Todavía andaba con esa particular lucha interna por acomodarse al cambio vital el día que Javier llegó a casa con un regalo adelantado por su cumpleaños.

—En septiembre nos vamos al Caribe —anunció.

—¿Al Caribe?

—Al Caribe, sí.

—… —(incredulidad).

—¿Y eso?

—¿Quién cumple los años el 7 de septiembre?

—¡Yo!

—¿Y qué más motivos quieres para irnos?

—Pero… ¿y el niño?, ¿y el trabajo?

—Ya está todo arreglado. Más adelante nos cogeremos esas dos semanas de septiembre, que nadie las quiere, porque todo el mundo prefiere agosto. Y mis padres se vendrán a casa diez días para quedarse con nuestro cachorro.

—Pero Julián empieza el colegio entonces, no es buen momento para irnos…

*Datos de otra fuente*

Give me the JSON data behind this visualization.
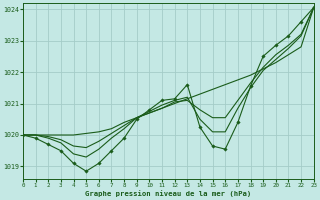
{
  "title": "Graphe pression niveau de la mer (hPa)",
  "bg_color": "#c4e8e4",
  "grid_color": "#a4ccc8",
  "line_color": "#1a5c1a",
  "xlim": [
    0,
    23
  ],
  "ylim": [
    1018.6,
    1024.2
  ],
  "yticks": [
    1019,
    1020,
    1021,
    1022,
    1023,
    1024
  ],
  "xticks": [
    0,
    1,
    2,
    3,
    4,
    5,
    6,
    7,
    8,
    9,
    10,
    11,
    12,
    13,
    14,
    15,
    16,
    17,
    18,
    19,
    20,
    21,
    22,
    23
  ],
  "series_marker": [
    1020.0,
    1019.9,
    1019.7,
    1019.5,
    1019.1,
    1018.85,
    1019.1,
    1019.5,
    1019.9,
    1020.5,
    1020.8,
    1021.1,
    1021.15,
    1021.6,
    1020.25,
    1019.65,
    1019.55,
    1020.4,
    1021.55,
    1022.5,
    1022.85,
    1023.15,
    1023.6,
    1024.05
  ],
  "series_straight": [
    1020.0,
    1020.0,
    1020.0,
    1020.0,
    1020.0,
    1020.05,
    1020.1,
    1020.2,
    1020.4,
    1020.55,
    1020.7,
    1020.85,
    1021.0,
    1021.15,
    1021.3,
    1021.45,
    1021.6,
    1021.75,
    1021.9,
    1022.1,
    1022.3,
    1022.55,
    1022.8,
    1024.05
  ],
  "series_mid1": [
    1020.0,
    1020.0,
    1019.9,
    1019.75,
    1019.4,
    1019.3,
    1019.55,
    1019.9,
    1020.2,
    1020.55,
    1020.75,
    1020.95,
    1021.1,
    1021.2,
    1020.5,
    1020.1,
    1020.1,
    1020.85,
    1021.5,
    1022.05,
    1022.4,
    1022.75,
    1023.15,
    1024.05
  ],
  "series_mid2": [
    1020.0,
    1020.0,
    1019.95,
    1019.85,
    1019.65,
    1019.6,
    1019.8,
    1020.05,
    1020.3,
    1020.55,
    1020.7,
    1020.85,
    1021.05,
    1021.1,
    1020.8,
    1020.55,
    1020.55,
    1021.1,
    1021.65,
    1022.15,
    1022.55,
    1022.85,
    1023.2,
    1024.05
  ]
}
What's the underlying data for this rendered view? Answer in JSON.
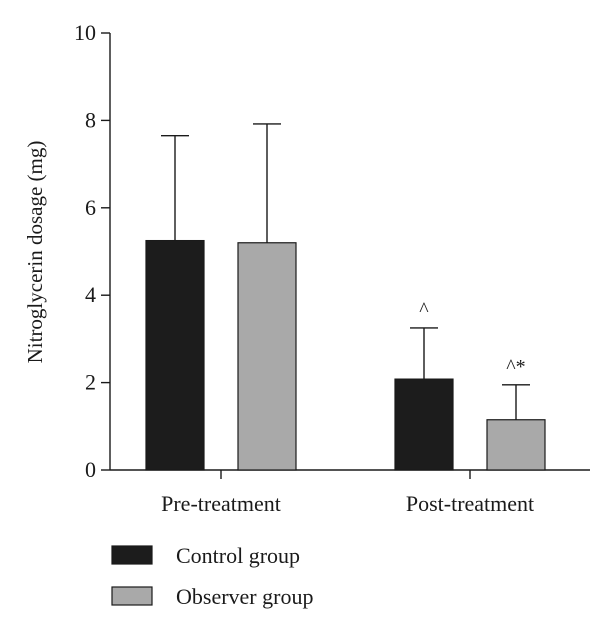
{
  "chart_data": {
    "type": "bar",
    "categories": [
      "Pre-treatment",
      "Post-treatment"
    ],
    "series": [
      {
        "name": "Control group",
        "values": [
          5.25,
          2.08
        ],
        "error": [
          2.4,
          1.17
        ],
        "annotations": [
          "",
          "^"
        ],
        "color": "#1c1c1c"
      },
      {
        "name": "Observer group",
        "values": [
          5.2,
          1.15
        ],
        "error": [
          2.72,
          0.8
        ],
        "annotations": [
          "",
          "^*"
        ],
        "color": "#a9a9a9"
      }
    ],
    "ylabel": "Nitroglycerin dosage (mg)",
    "xlabel": "",
    "ylim": [
      0,
      10
    ],
    "yticks": [
      0,
      2,
      4,
      6,
      8,
      10
    ],
    "legend_position": "bottom-left",
    "grid": false
  }
}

—Nos iremos a finales de mes, cuando el niño ya se haya adaptado.

—Pero…

—¡Ya basta de peros! ¿Es que no quieres pasarte nueve días tumbada al sol, vuelta y vuelta, y ocho noches durmiendo de un tirón después de haber hecho el amor salvajemente con el sonido de las olas como único sonido y no con el berrido de nuestro querido niño que se despierta cuando menos lo esperamos?

—… —(beso apasionado).

—¿Entonces?

—… —(beso apasionado).

—¿Te parece bien?

—… —(beso apasionado)—. ¡Vámonos hoy!

—… —(beso apasionado)—. No puede ser, tendremos que esperar para darnos ese homenaje.

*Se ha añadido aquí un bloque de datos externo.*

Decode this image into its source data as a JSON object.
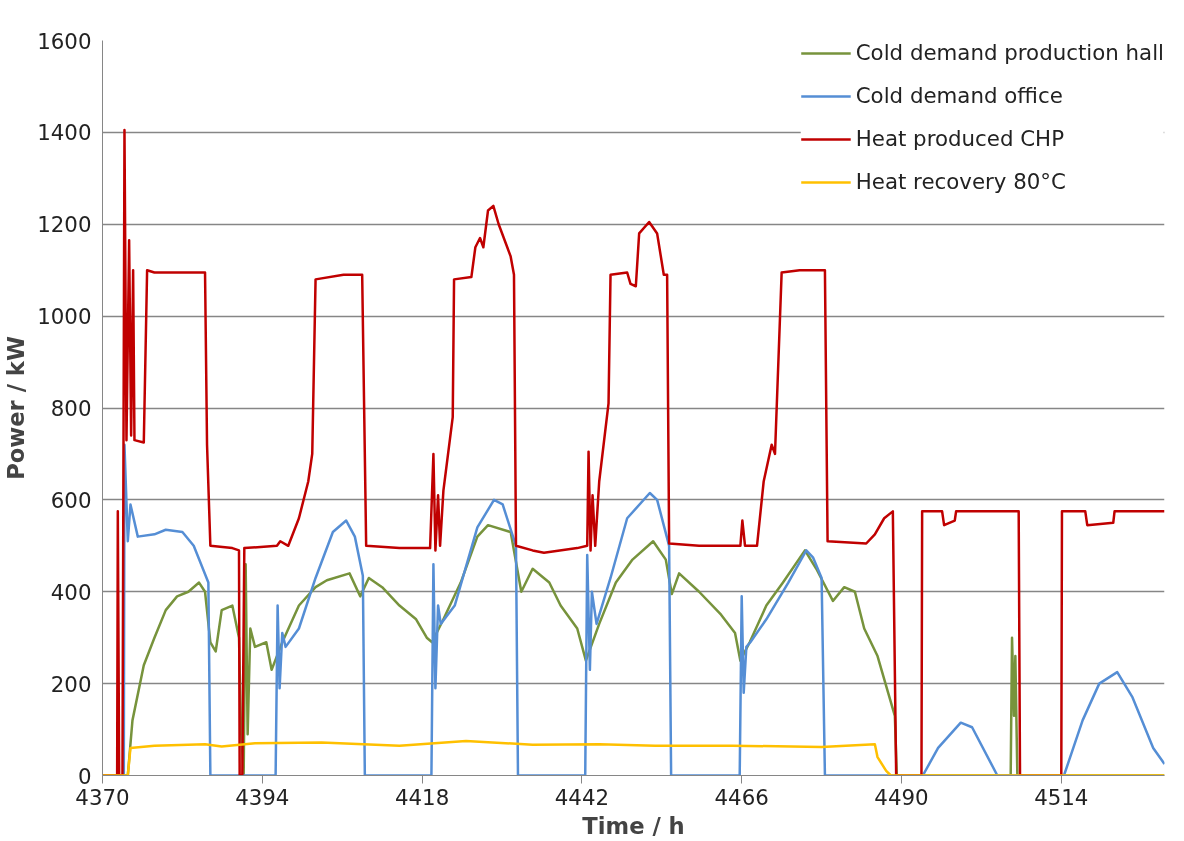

—¡Pero aún faltan más de nueve meses!

—Las mejores cosas se hacen esperar, lo dice todo el mundo.

—… (beso apasionado).

—… (beso apasionado).

Y así, beso apasionado va, beso apasionado viene, se quedaron sin viaje al Caribe porque en las fechas en las que Carmen debería haber andado preparando las maletas con biquinis, pareos y cremas bronceadoras y antimosquitos estaba en un quirófano de la Casa de la Salud, empujando, llorando, maldiciendo y sufriendo para parir al segundo de sus hijos, que se llamó Álvaro porque a Julián le encantaba el nombre y prometió que si su hermano pequeño se llamaba así, le cuidaría y no le pegaría y le enseñaría cuáles eran los mejores dibujos animados.

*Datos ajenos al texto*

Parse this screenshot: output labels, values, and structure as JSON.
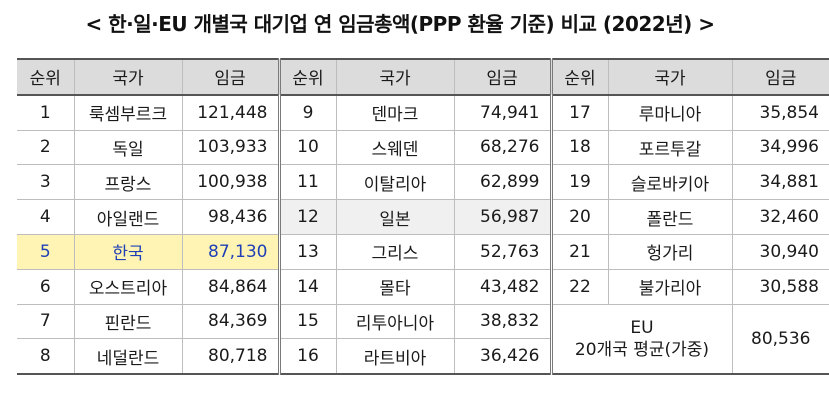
{
  "title": "< 한·일·EU 개별국 대기업 연 임금총액(PPP 환율 기준) 비교 (2022년) >",
  "headers": {
    "rank": "순위",
    "country": "국가",
    "wage": "임금"
  },
  "col1": [
    {
      "rank": "1",
      "country": "룩셈부르크",
      "wage": "121,448"
    },
    {
      "rank": "2",
      "country": "독일",
      "wage": "103,933"
    },
    {
      "rank": "3",
      "country": "프랑스",
      "wage": "100,938"
    },
    {
      "rank": "4",
      "country": "아일랜드",
      "wage": "98,436"
    },
    {
      "rank": "5",
      "country": "한국",
      "wage": "87,130"
    },
    {
      "rank": "6",
      "country": "오스트리아",
      "wage": "84,864"
    },
    {
      "rank": "7",
      "country": "핀란드",
      "wage": "84,369"
    },
    {
      "rank": "8",
      "country": "네덜란드",
      "wage": "80,718"
    }
  ],
  "col2": [
    {
      "rank": "9",
      "country": "덴마크",
      "wage": "74,941"
    },
    {
      "rank": "10",
      "country": "스웨덴",
      "wage": "68,276"
    },
    {
      "rank": "11",
      "country": "이탈리아",
      "wage": "62,899"
    },
    {
      "rank": "12",
      "country": "일본",
      "wage": "56,987"
    },
    {
      "rank": "13",
      "country": "그리스",
      "wage": "52,763"
    },
    {
      "rank": "14",
      "country": "몰타",
      "wage": "43,482"
    },
    {
      "rank": "15",
      "country": "리투아니아",
      "wage": "38,832"
    },
    {
      "rank": "16",
      "country": "라트비아",
      "wage": "36,426"
    }
  ],
  "col3": [
    {
      "rank": "17",
      "country": "루마니아",
      "wage": "35,854"
    },
    {
      "rank": "18",
      "country": "포르투갈",
      "wage": "34,996"
    },
    {
      "rank": "19",
      "country": "슬로바키아",
      "wage": "34,881"
    },
    {
      "rank": "20",
      "country": "폴란드",
      "wage": "32,460"
    },
    {
      "rank": "21",
      "country": "헝가리",
      "wage": "30,940"
    },
    {
      "rank": "22",
      "country": "불가리아",
      "wage": "30,588"
    }
  ],
  "eu_avg": {
    "label_line1": "EU",
    "label_line2": "20개국 평균(가중)",
    "wage": "80,536"
  },
  "colors": {
    "korea_highlight_bg": "#fff4b3",
    "korea_text": "#1f3fb7",
    "japan_highlight_bg": "#f0f0f0",
    "header_bg": "#dcdcdc"
  }
}
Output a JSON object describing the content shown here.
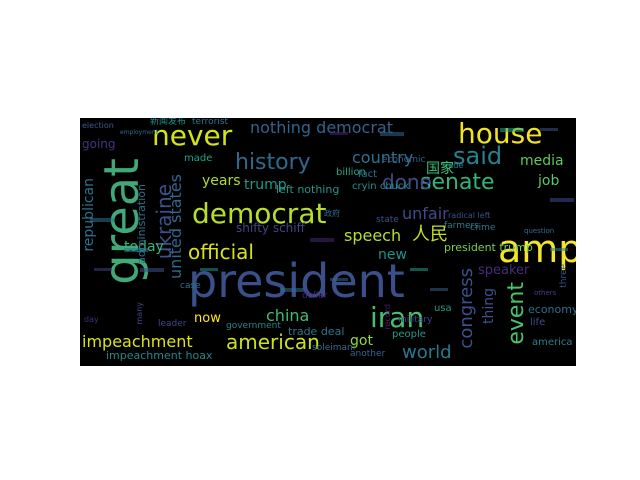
{
  "words": [
    {
      "text": "president",
      "color": "#3b4f8a"
    },
    {
      "text": "great",
      "color": "#41a87a"
    },
    {
      "text": "democrat",
      "color": "#b6de2b"
    },
    {
      "text": "amp",
      "color": "#f3e52a"
    },
    {
      "text": "house",
      "color": "#f2e51d"
    },
    {
      "text": "never",
      "color": "#d2e21b"
    },
    {
      "text": "history",
      "color": "#30698e"
    },
    {
      "text": "official",
      "color": "#d8e219"
    },
    {
      "text": "iran",
      "color": "#46c06f"
    },
    {
      "text": "american",
      "color": "#cde11d"
    },
    {
      "text": "senate",
      "color": "#31b57b"
    },
    {
      "text": "ukraine",
      "color": "#3a528b"
    },
    {
      "text": "united states",
      "color": "#31688e"
    },
    {
      "text": "said",
      "color": "#26828e"
    },
    {
      "text": "done",
      "color": "#3e4c8a"
    },
    {
      "text": "congress",
      "color": "#3b518b"
    },
    {
      "text": "event",
      "color": "#4ac16d"
    },
    {
      "text": "impeachment",
      "color": "#dde318"
    },
    {
      "text": "country",
      "color": "#2c738e"
    },
    {
      "text": "nothing democrat",
      "color": "#33638d"
    },
    {
      "text": "china",
      "color": "#3fbc73"
    },
    {
      "text": "world",
      "color": "#29798e"
    },
    {
      "text": "speech",
      "color": "#b5de2b"
    },
    {
      "text": "unfair",
      "color": "#3f4a8a"
    },
    {
      "text": "today",
      "color": "#35b779"
    },
    {
      "text": "media",
      "color": "#5ec962"
    },
    {
      "text": "republican",
      "color": "#2c728e"
    },
    {
      "text": "trump",
      "color": "#1f9a8a"
    },
    {
      "text": "years",
      "color": "#addc30"
    },
    {
      "text": "going",
      "color": "#46327e"
    },
    {
      "text": "job",
      "color": "#5dc863"
    },
    {
      "text": "speaker",
      "color": "#472d7b"
    },
    {
      "text": "thing",
      "color": "#3b528b"
    },
    {
      "text": "new",
      "color": "#1f948c"
    },
    {
      "text": "now",
      "color": "#fde725"
    },
    {
      "text": "got",
      "color": "#90d743"
    },
    {
      "text": "shifty schiff",
      "color": "#414487"
    },
    {
      "text": "impeachment hoax",
      "color": "#24878e"
    },
    {
      "text": "left nothing",
      "color": "#1f988b"
    },
    {
      "text": "trade deal",
      "color": "#2a788e"
    },
    {
      "text": "administration",
      "color": "#2d708e"
    },
    {
      "text": "president trump",
      "color": "#7ad151"
    },
    {
      "text": "cryin chuck",
      "color": "#21918c"
    },
    {
      "text": "billion",
      "color": "#22a884"
    },
    {
      "text": "economic",
      "color": "#355f8d"
    },
    {
      "text": "terrorist",
      "color": "#2a788e"
    },
    {
      "text": "made",
      "color": "#20a486"
    },
    {
      "text": "state",
      "color": "#3b528b"
    },
    {
      "text": "farmers",
      "color": "#287c8e"
    },
    {
      "text": "usa",
      "color": "#1f9e89"
    },
    {
      "text": "fact",
      "color": "#2c728e"
    },
    {
      "text": "people",
      "color": "#1e9b8a"
    },
    {
      "text": "crime",
      "color": "#2b748e"
    },
    {
      "text": "economy",
      "color": "#2d718e"
    },
    {
      "text": "dollar",
      "color": "#482576"
    },
    {
      "text": "military",
      "color": "#3e4989"
    },
    {
      "text": "government",
      "color": "#25858e"
    },
    {
      "text": "leader",
      "color": "#3f4889"
    },
    {
      "text": "soleimani",
      "color": "#2e6e8e"
    },
    {
      "text": "another",
      "color": "#31678e"
    },
    {
      "text": "life",
      "color": "#3d4e8a"
    },
    {
      "text": "america",
      "color": "#27808e"
    },
    {
      "text": "case",
      "color": "#2a778e"
    },
    {
      "text": "many",
      "color": "#404688"
    },
    {
      "text": "election",
      "color": "#355e8d"
    },
    {
      "text": "record",
      "color": "#482173"
    },
    {
      "text": "trade",
      "color": "#26818e"
    },
    {
      "text": "radical left",
      "color": "#3c508b"
    },
    {
      "text": "others",
      "color": "#433e85"
    },
    {
      "text": "question",
      "color": "#2f6c8e"
    },
    {
      "text": "three",
      "color": "#3b528b"
    },
    {
      "text": "day",
      "color": "#46307e"
    },
    {
      "text": "employment",
      "color": "#2e6f8e"
    },
    {
      "text": "国家",
      "color": "#3fbc73"
    },
    {
      "text": "人民",
      "color": "#c2df23"
    },
    {
      "text": "政府",
      "color": "#31688e"
    },
    {
      "text": "新闻发布",
      "color": "#21918c"
    }
  ]
}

Álvaro no lloró, durmió la noche entera desde los dos meses, aceptó la teta de su madre sin rechistar y se cambió al biberón cuando ella se tuvo que reincorporar a la biblioteca, y devoró la papilla de frutas desde la primera cucharada, y así hasta el día de hoy, pero ella siguió con esa desazón, con esa sensación de que la vida que tenía no era la que quería, y ese sentimiento se multiplicaba por diez, o por más, cuando le sobrevenía un instante de sinceridad y tenía que reconocerse a sí misma que, en realidad, nunca tendría esa vida, la que quería, porque ni siquiera sabía cuál era la vida que quería vivir.

O sí, pero no se atreve. Y eso sí que no quiere contárselo a nadie, y mucho menos a ella misma.